Wyświetl Pojedyńczy Post
Stary 16-03-2011, 21:39   #43
Zekhinta
 
Zekhinta's Avatar
 
Reputacja: 1 Zekhinta ma w sobie cośZekhinta ma w sobie cośZekhinta ma w sobie cośZekhinta ma w sobie cośZekhinta ma w sobie cośZekhinta ma w sobie cośZekhinta ma w sobie cośZekhinta ma w sobie cośZekhinta ma w sobie cośZekhinta ma w sobie cośZekhinta ma w sobie coś
W „Siedmiu Flaszkach”, karczmie, w której przebywała ostatnimi dniami, czuła się świetnie. Piwo mieli tu dobre, jedzenie, mimo nieprzyjaznej pory roku, dość sute i smaczne a ludzie! Dearbhail prawie każdy wieczór spędzała na śpiewach i tańcach. Zdążyła zaprzyjaźnić się z mieszkającymi chwilowo w karczmie podróżnymi, gdy tylko ci przemogli się do tej ‘baby w gaciach’ jak ją nazywali. Zapewne, gdyby paradowała w sukni, nie podchodzili by do niej jak do jakiegoś dziwadła. Ale wiedziała, że w damskich fatałaszkach wygląda śmiesznie. Ze swoim wzrostem przekraczającym nieznacznie przeciętny kobiecy oraz dosyć chłopięcą sylwetką w sukni wyglądała po prostu nie na miejscu. A w męskim stroju czuła się naturalnie i swobodnie.

Podobało się jej tutaj i to bardzo. Tak bardzo, że przedłużała swój pobyt w tym miejscu jak długo tylko mogła. Kiesa jeszcze nie świeciła pustkami więc dziewczyna mogła sobie pofolgować. A później?

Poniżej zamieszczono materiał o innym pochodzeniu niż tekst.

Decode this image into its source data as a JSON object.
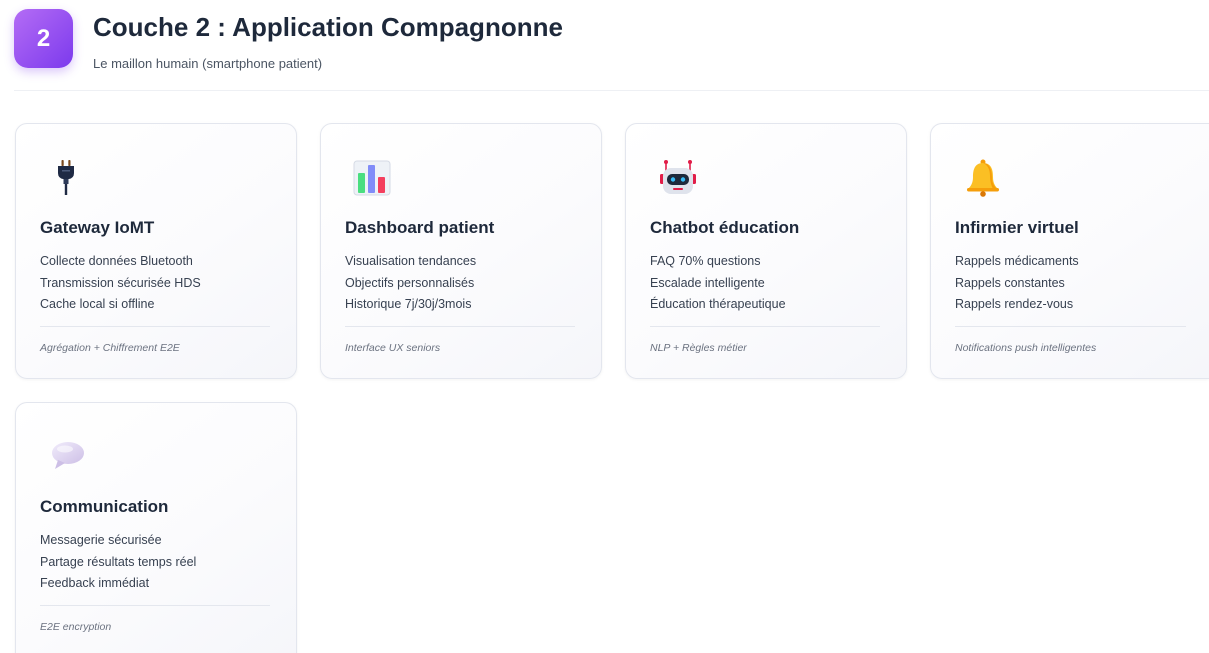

Gdy zabraknie pieniędzy? Do głowy przychodziły jej najprzeróżniejsze pomysły począwszy od pomagania w karczmie za nocleg i wyżywienie, przez połączenie sił z miejscowym grajkiem – który dumnie nazywał się bardem – i dawanie razem występów na robocie w stajni kończąc. Jak zwykle, pomysłów miała mnóstwo.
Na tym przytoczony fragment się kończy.